Several others protest as well.
“What about Deputy Ferguson?” Someone else complains, and I think he’s referring to George, who’s still slumped over Death.
“I’ll take care of George. Now get going.”
The officers don’t leave immediately. Whatever they were expecting to happen, this isn’t it.
Jeb glares at them. “Do you want me to put you all in cuffs?” he threatens. “Move it.”
That seems to get the crowd going. The officers and onlookers disperse.
It takes another minute, but eventually, Chief Holton and I are alone.
Lexington’s chief of police eyes Death, then shakes his head. “I don’t know that I fully believed you until now.” He blows out a breath. “Do you need any help?” he asks.
“Even if I did,” I say, “I don’t think you could give it. Not without ending up like George.”
Chief Holton’s eyes move to the man in question and he suddenly looks a decade older, and so, so weary.
“It could’ve been worse,” I say.
The police chief nods. “Think he’ll stay away?” he asks.
I shake my head. Not if he’s anything like me.
“Unless he can be stopped for good,” I say. “I have a feeling he’ll be back. But hopefully I’ll be able to get him far enough from Lexington by then to give you and the rest of the city time to fully evacuate.”
The chief of police nods his head, still looking weary. He looks over to the buildings we so recently occupied.
“You should go,” I insist. “I’ve got this.”
I don’t, in fact, got this, but he doesn’t need to know that.
“And you won’t die?” he asks, scrutinizing the horseman.
By way of answer, I kneel down next to Death and place my hand against what I can of his cheek. “He cannot kill me,” I insist. At least, not while he himself is dead.
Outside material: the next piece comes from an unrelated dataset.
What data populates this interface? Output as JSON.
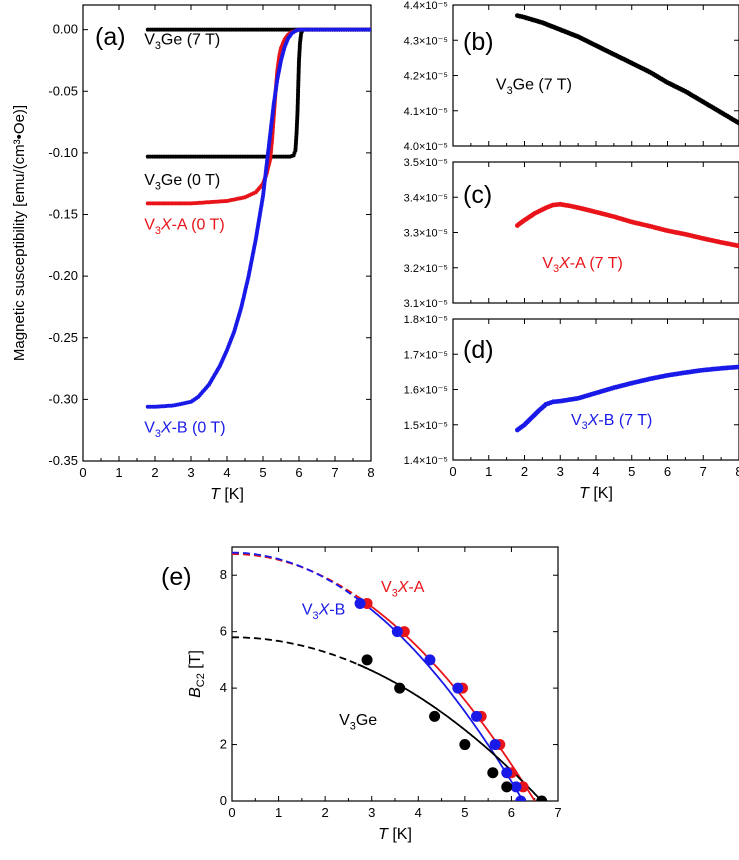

Chief Holton blows out a breath, shaking his head. “Sunday School never prepared me for this shit.” After a moment, he jerks his chin towards George. “Someone’s going to have to collect my friend there,” he says. He turns towards the way we came, squinting at the people in the distance. “And there will be more people using this road to evacuate. I can give you an hour to get gone, but not much more.”
Hopefully an hour is all I need.
Jeb turns to go, then pauses. “Thank you for coming here,” he says. “It was an astonishingly decent thing to do.”
I give him a small smile and watch as he turns and leaves, this time for good.
And I’m left alone with Death.
For a moment, all I do is stare at the horseman. He’s badly mutilated, and I’m shocked to find that it bothers me—the injuries, his pain, all of it. He’s not a man to pity. And yet I can’t stop replaying the way he fell from his horse as we continued to shoot at him.
I stand, then back away from the horseman, worried that if I tear my gaze away for even a single moment, he might simply vanish.
In the end, I do have to turn away so that I can retrieve my things. Among them is my bicycle and a borrowed cart Jeb let me hitch to it.
I can’t be gone more than five minutes, but I’m terrified that when I return to the horseman I’ll find another dead body slumped against him—or worse, that he’ll be gone altogether.
I breathe a sigh of relief when I catch sight of Death—he’s exactly how I left him.
I ride my bike and hitched cart up to his side. Hopping off the bike, I move to the back of the cart, where I’ve already stashed my bag and my weapons. I lower the ramp then turn to Death.
Now for the impossible: lifting him.
In theory it shouldn’t be hard, but the man weighs about as much as a goddamned whale, and the moment I get my arms under his shoulders, I’m sure his wings are deliberately trying to smother me, and I keep getting feathers in my mouth, and a half a dozen bloody arrow points are now digging into my skin.
“Why do you have to be such—a—giant—jerk?” I ask as I drag him inch by painful inch up the cart’s shallow ramp.
I’ve barely gotten him fully in when my legs give out and I collapse, his body falling on mine. I lay there for a moment, cursing God that I can’t die. At least then I would’ve never found myself in this motherfucking embarrassing situation.
Eventually, I extricate myself, my hand brushing against Death’s bloody neck and a lock of that dark, wavy hair in the process.
My heart pounds as I stare at the fallen man, and I try to tell myself it’s just fear and not … not—well, it’s not anything else, so there’s no use trying to put a name to it.